Actually, Towards Understanding Sycophancy in Language Models presents data supporting the claim that RL training can intensify sycophancy. EG from figure 6
I’d guess that if you:
Instructed human labelers to avoid sycophancy
Gave human labelers examples of a few good and bad responses with respect to sycophancy
Trained models on examples where sycophancy is plausibly/likely (e.g., pretrained models exhibit sycophancy a reasonable fraction of the time when generating)
Then sycophancy from RLHF as measured by this sort of dataset would mostly go away.
The key case where RLHF fails to incentivize good behavior is when (AI assisted) human labelers can’t correctly identify negative outputs. And, surely typical humans can recognize the sort of sycophancy in this dataset? (Note that this argument doesn’t imply that humans would be able to catch and train out subtle sycophancy cases, but this dataset doesn’t really have such cases.)

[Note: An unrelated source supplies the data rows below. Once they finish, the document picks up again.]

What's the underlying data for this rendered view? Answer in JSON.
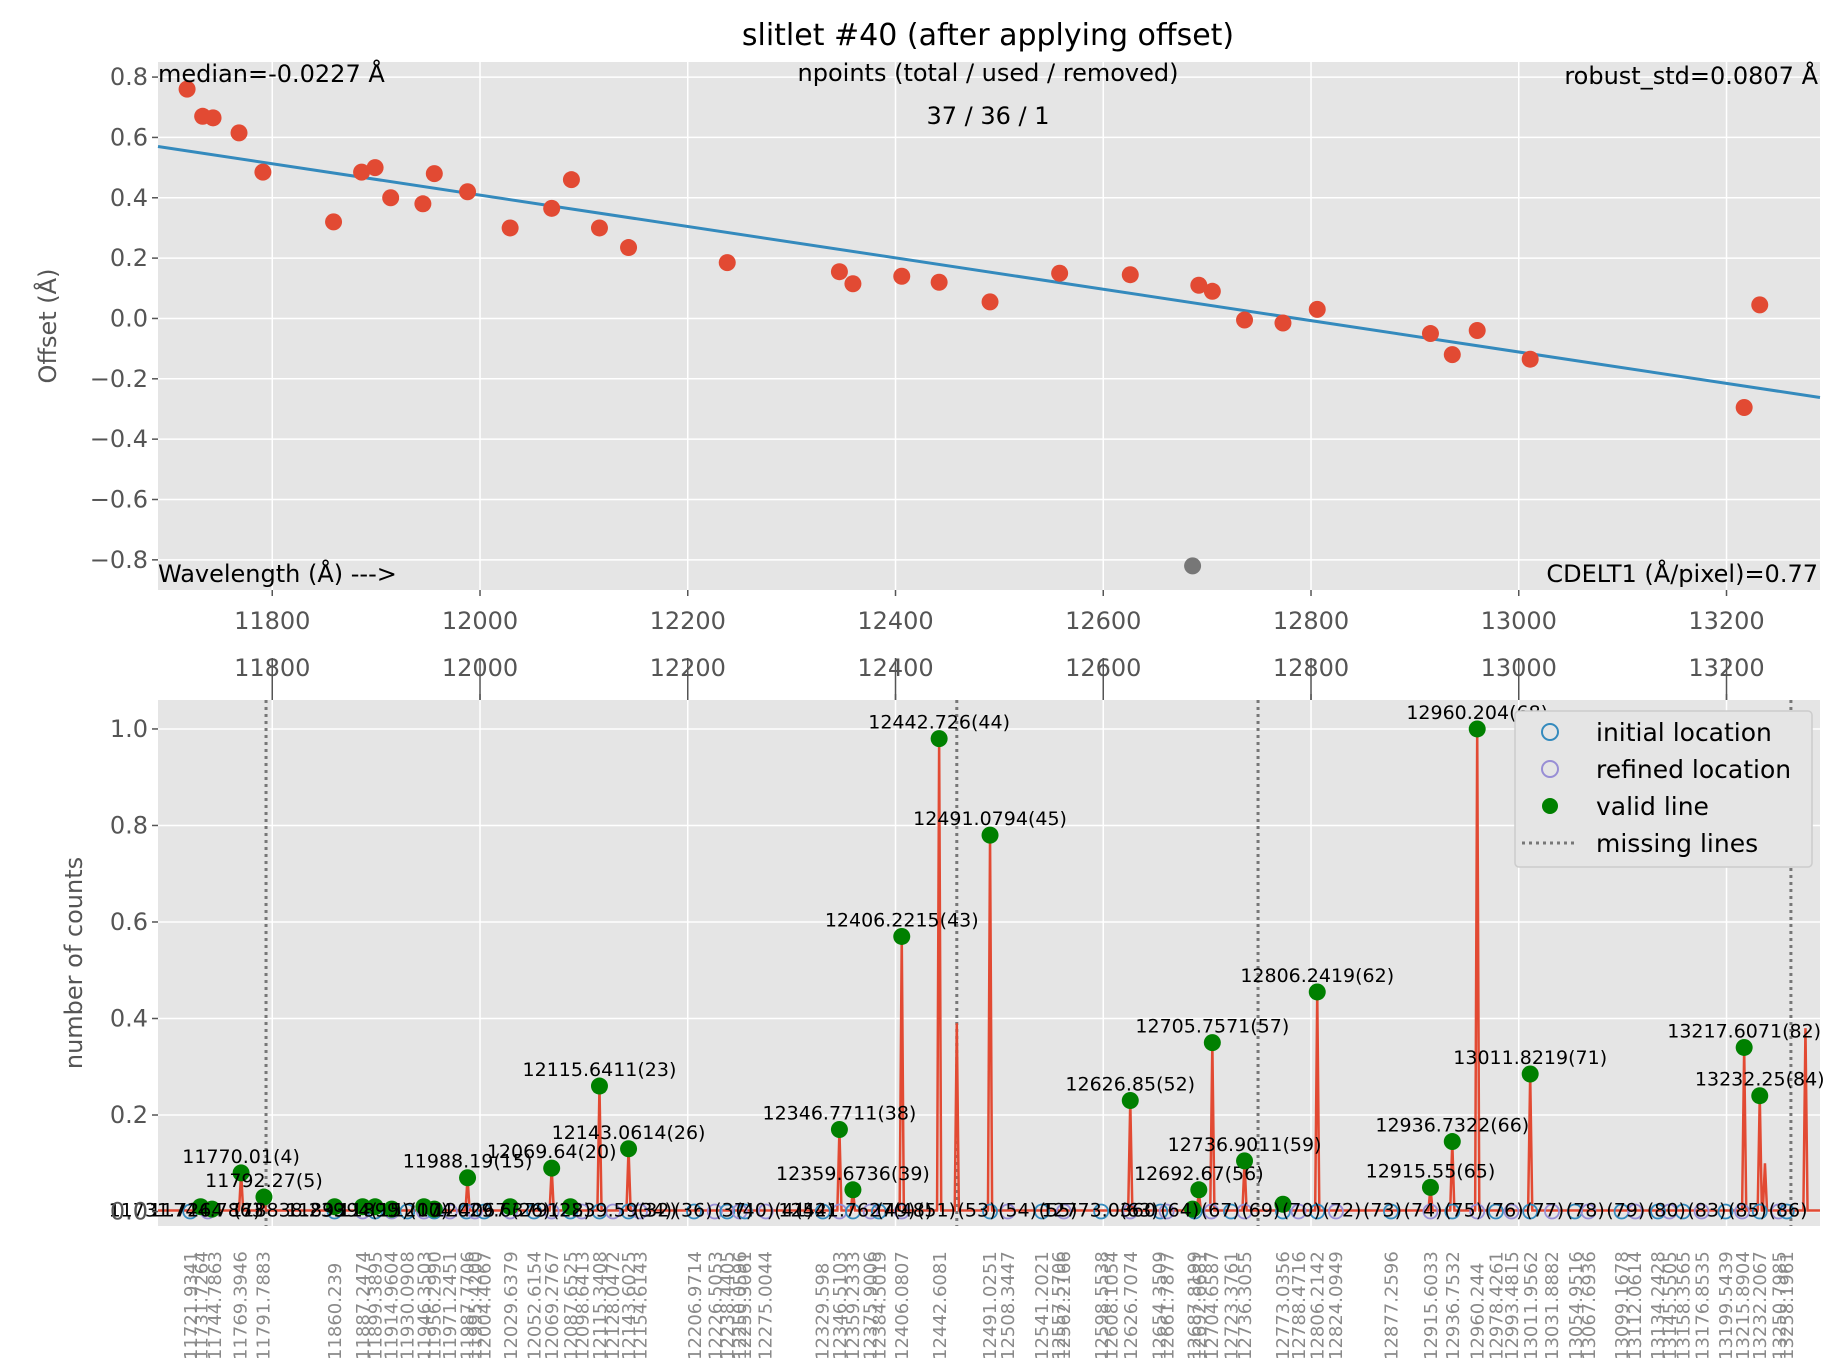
{
  "chart_data": [
    {
      "type": "scatter",
      "title": "slitlet #40 (after applying offset)",
      "xlabel": "",
      "ylabel": "Offset (Å)",
      "xlim": [
        11690,
        13290
      ],
      "ylim": [
        -0.9,
        0.85
      ],
      "xticks": [
        11800,
        12000,
        12200,
        12400,
        12600,
        12800,
        13000,
        13200
      ],
      "yticks": [
        -0.8,
        -0.6,
        -0.4,
        -0.2,
        0.0,
        0.2,
        0.4,
        0.6,
        0.8
      ],
      "ytick_labels": [
        "−0.8",
        "−0.6",
        "−0.4",
        "−0.2",
        "0.0",
        "0.2",
        "0.4",
        "0.6",
        "0.8"
      ],
      "grid": true,
      "annotations": {
        "median": "median=-0.0227 Å",
        "npoints_header": "npoints (total / used / removed)",
        "npoints_values": "37 / 36 / 1",
        "robust_std": "robust_std=0.0807 Å",
        "wavelength": "Wavelength (Å) --->",
        "cdelt1": "CDELT1 (Å/pixel)=0.77"
      },
      "series": [
        {
          "name": "used",
          "color": "#e24a33",
          "points": [
            [
              11718,
              0.76
            ],
            [
              11733,
              0.67
            ],
            [
              11743,
              0.665
            ],
            [
              11768,
              0.615
            ],
            [
              11791,
              0.485
            ],
            [
              11859,
              0.32
            ],
            [
              11886,
              0.485
            ],
            [
              11899,
              0.5
            ],
            [
              11914,
              0.4
            ],
            [
              11945,
              0.38
            ],
            [
              11956,
              0.48
            ],
            [
              11988,
              0.42
            ],
            [
              12029,
              0.3
            ],
            [
              12069,
              0.365
            ],
            [
              12088,
              0.46
            ],
            [
              12115,
              0.3
            ],
            [
              12143,
              0.235
            ],
            [
              12238,
              0.185
            ],
            [
              12346,
              0.155
            ],
            [
              12359,
              0.115
            ],
            [
              12406,
              0.14
            ],
            [
              12442,
              0.12
            ],
            [
              12491,
              0.055
            ],
            [
              12558,
              0.15
            ],
            [
              12626,
              0.145
            ],
            [
              12692,
              0.11
            ],
            [
              12705,
              0.09
            ],
            [
              12736,
              -0.005
            ],
            [
              12773,
              -0.015
            ],
            [
              12806,
              0.03
            ],
            [
              12915,
              -0.05
            ],
            [
              12936,
              -0.12
            ],
            [
              12960,
              -0.04
            ],
            [
              13011,
              -0.135
            ],
            [
              13217,
              -0.295
            ],
            [
              13232,
              0.045
            ]
          ]
        },
        {
          "name": "removed",
          "color": "#777777",
          "points": [
            [
              12686,
              -0.82
            ]
          ]
        }
      ],
      "fit_line": {
        "color": "#348abd",
        "points": [
          [
            11690,
            0.57
          ],
          [
            13290,
            -0.262
          ]
        ]
      }
    },
    {
      "type": "line",
      "xlabel": "",
      "ylabel": "number of counts",
      "xlim": [
        11690,
        13290
      ],
      "ylim": [
        -0.03,
        1.06
      ],
      "xticks": [
        11800,
        12000,
        12200,
        12400,
        12600,
        12800,
        13000,
        13200
      ],
      "yticks": [
        0.0,
        0.2,
        0.4,
        0.6,
        0.8,
        1.0
      ],
      "grid": true,
      "legend": {
        "position": "top-right",
        "entries": [
          "initial location",
          "refined location",
          "valid line",
          "missing lines"
        ]
      },
      "missing_lines": [
        11794,
        12459,
        12749,
        13262
      ],
      "spectrum_color": "#e24a33",
      "valid_color": "#008000",
      "spectrum_peaks": [
        [
          11770,
          0.08
        ],
        [
          11792,
          0.03
        ],
        [
          11988,
          0.07
        ],
        [
          12069,
          0.09
        ],
        [
          12115,
          0.26
        ],
        [
          12143,
          0.13
        ],
        [
          12346,
          0.17
        ],
        [
          12359,
          0.045
        ],
        [
          12406,
          0.57
        ],
        [
          12442,
          0.98
        ],
        [
          12459,
          0.39
        ],
        [
          12491,
          0.78
        ],
        [
          12626,
          0.23
        ],
        [
          12692,
          0.04
        ],
        [
          12705,
          0.35
        ],
        [
          12736,
          0.105
        ],
        [
          12806,
          0.455
        ],
        [
          12915,
          0.05
        ],
        [
          12936,
          0.145
        ],
        [
          12960,
          1.0
        ],
        [
          13011,
          0.285
        ],
        [
          13217,
          0.34
        ],
        [
          13232,
          0.24
        ],
        [
          13237,
          0.1
        ],
        [
          13276,
          0.38
        ]
      ],
      "valid_lines": [
        {
          "x": 11770,
          "y": 0.08,
          "label": "11770.01(4)"
        },
        {
          "x": 11792,
          "y": 0.03,
          "label": "11792.27(5)"
        },
        {
          "x": 11988,
          "y": 0.07,
          "label": "11988.19(15)"
        },
        {
          "x": 12069,
          "y": 0.09,
          "label": "12069.64(20)"
        },
        {
          "x": 12115,
          "y": 0.26,
          "label": "12115.6411(23)"
        },
        {
          "x": 12143,
          "y": 0.13,
          "label": "12143.0614(26)"
        },
        {
          "x": 12346,
          "y": 0.17,
          "label": "12346.7711(38)"
        },
        {
          "x": 12359,
          "y": 0.045,
          "label": "12359.6736(39)"
        },
        {
          "x": 12406,
          "y": 0.57,
          "label": "12406.2215(43)"
        },
        {
          "x": 12442,
          "y": 0.98,
          "label": "12442.726(44)"
        },
        {
          "x": 12491,
          "y": 0.78,
          "label": "12491.0794(45)"
        },
        {
          "x": 12626,
          "y": 0.23,
          "label": "12626.85(52)"
        },
        {
          "x": 12692,
          "y": 0.045,
          "label": "12692.67(56)"
        },
        {
          "x": 12705,
          "y": 0.35,
          "label": "12705.7571(57)"
        },
        {
          "x": 12736,
          "y": 0.105,
          "label": "12736.9011(59)"
        },
        {
          "x": 12806,
          "y": 0.455,
          "label": "12806.2419(62)"
        },
        {
          "x": 12915,
          "y": 0.05,
          "label": "12915.55(65)"
        },
        {
          "x": 12936,
          "y": 0.145,
          "label": "12936.7322(66)"
        },
        {
          "x": 12960,
          "y": 1.0,
          "label": "12960.204(68)"
        },
        {
          "x": 13011,
          "y": 0.285,
          "label": "13011.8219(71)"
        },
        {
          "x": 13217,
          "y": 0.34,
          "label": "13217.6071(82)"
        },
        {
          "x": 13232,
          "y": 0.24,
          "label": "13232.25(84)"
        },
        {
          "x": 11731,
          "y": 0.01,
          "label": ""
        },
        {
          "x": 11742,
          "y": 0.005,
          "label": ""
        },
        {
          "x": 11860,
          "y": 0.01,
          "label": ""
        },
        {
          "x": 11887,
          "y": 0.01,
          "label": ""
        },
        {
          "x": 11899,
          "y": 0.01,
          "label": ""
        },
        {
          "x": 11915,
          "y": 0.005,
          "label": ""
        },
        {
          "x": 11946,
          "y": 0.01,
          "label": ""
        },
        {
          "x": 11956,
          "y": 0.005,
          "label": ""
        },
        {
          "x": 12029,
          "y": 0.01,
          "label": ""
        },
        {
          "x": 12087,
          "y": 0.01,
          "label": ""
        },
        {
          "x": 12686,
          "y": 0.005,
          "label": ""
        },
        {
          "x": 12773,
          "y": 0.015,
          "label": ""
        }
      ],
      "open_markers": [
        11721,
        11738,
        11860,
        11887,
        11899,
        11915,
        11930,
        11946,
        11956,
        11971,
        11987,
        11995,
        12004,
        12029,
        12052,
        12069,
        12087,
        12098,
        12115,
        12128,
        12143,
        12154,
        12206,
        12226,
        12238,
        12250,
        12255,
        12275,
        12330,
        12346,
        12359,
        12376,
        12384,
        12406,
        12491,
        12508,
        12541,
        12562,
        12598,
        12626,
        12655,
        12661,
        12688,
        12704,
        12723,
        12736,
        12773,
        12788,
        12806,
        12824,
        12877,
        12915,
        12936,
        12960,
        12978,
        12993,
        13011,
        13032,
        13054,
        13067,
        13099,
        13112,
        13134,
        13145,
        13158,
        13176,
        13199,
        13215,
        13232,
        13250,
        13258
      ],
      "grey_label_row": [
        "11731.7264",
        "11744.7863",
        "(7)",
        "118838.239",
        "1189394",
        "11899",
        "(15)(17)",
        "12004.4067",
        "12029.6379",
        "(26)",
        "(28)",
        "12239.59(32)",
        "(34)",
        "(36)",
        "(37)",
        "(40)(41)",
        "(42)",
        "12541.7627(48)",
        "(49)",
        "(51)",
        "(53)",
        "(54)",
        "(55)",
        "12773.0360",
        "(63)",
        "(64)",
        "(67)",
        "(69)",
        "(70)",
        "(72)",
        "(73)",
        "(74)",
        "(75)",
        "(76)",
        "(77)",
        "(78)",
        "(79)",
        "(80)",
        "(83)",
        "(85)",
        "(86)"
      ],
      "rotated_labels": [
        "11721.9341",
        "11731.7264",
        "11744.7863",
        "11769.3946",
        "11791.7883",
        "11860.239",
        "11887.2474",
        "11899.3895",
        "11914.9604",
        "11930.0908",
        "11946.3503",
        "11956.2990",
        "11971.2451",
        "11987.7706",
        "11995.4200",
        "12004.4067",
        "12029.6379",
        "12052.6154",
        "12069.2767",
        "12087.6525",
        "12098.6413",
        "12115.3408",
        "12128.0472",
        "12143.6025",
        "12154.6143",
        "12206.9714",
        "12226.5053",
        "12238.4405",
        "12250.0596",
        "12255.3061",
        "12275.0044",
        "12329.598",
        "12346.5103",
        "12359.2333",
        "12375.9006",
        "12384.5019",
        "12406.0807",
        "12442.6081",
        "12491.0251",
        "12508.3447",
        "12541.2021",
        "12557.5706",
        "12562.2166",
        "12598.5538",
        "12608.1054",
        "12626.7074",
        "12654.3509",
        "12661.7877",
        "12687.8199",
        "12692.6681",
        "12704.6587",
        "12723.3761",
        "12736.3055",
        "12773.0356",
        "12788.4716",
        "12806.2142",
        "12824.0949",
        "12877.2596",
        "12915.6033",
        "12936.7532",
        "12960.244",
        "12978.4261",
        "12993.4815",
        "13011.9562",
        "13031.8882",
        "13054.9516",
        "13067.6936",
        "13099.1678",
        "13112.0614",
        "13134.2428",
        "13145.5505",
        "13158.3565",
        "13176.8535",
        "13199.5439",
        "13215.8904",
        "13232.2067",
        "13250.7985",
        "13258.1961"
      ]
    }
  ]
}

Reasonably important parts of my view (which might not individually be cruxes):
Pretrained (no RLHF!) models prompted to act like assistants exhibit sycophancy
It’s reasonably likely to me that RLHF/instruction finetuning increasing sycophancy is due to some indirect effect rather than “because it’s typically directly incentivized by human labels”. Thus, this maybe doesn’t show a general problem with RLHF, but rather a specific quirk. I believe preference models exhibit liking sycophancy. My guess would be that either the preference model learns something like “is this is a normal assistant response” and this generalizes to sycophancy because normal assistants on the internet are sycophantic or it’s roughly noise (it depends on some complicated and specific inductive biases story which doesn’t generalize).
Normal humans can recognize sycophancy in this dataset pretty easily
Unless you actually do different activation steering at multiple different layers and try to use human understanding of what’s going on, then my view is that activation steering is just some different way to influence models to behave similar to the postive side of the vector and less like the negative side of the vector. Roughly speaking, it’s similar to behavior training with different inductive biases (e.g., just train attention heads instead of MLPs). Or similar to few shot prompting but probably less sample efficient? I don’t really have a particular reason to this this inductive bias is better than other inductive biases and I don’t really see why there would be a “good” inductive bias in general.
(I should probably check out so I might not respond to follow up)
More generally, I think arguments that human feedback is failing should ideally be of the form:
“Human labelers (with AI assistance) fail to notice this sort of bad behavior. Also, either this or nearby stuff can’t just be resolved with trivial and obvious countermeasures like telling human labelers to be on the look out for this bad behavior.”
See Meta-level oversight evaluation for how I think you should evaluate oversight in general.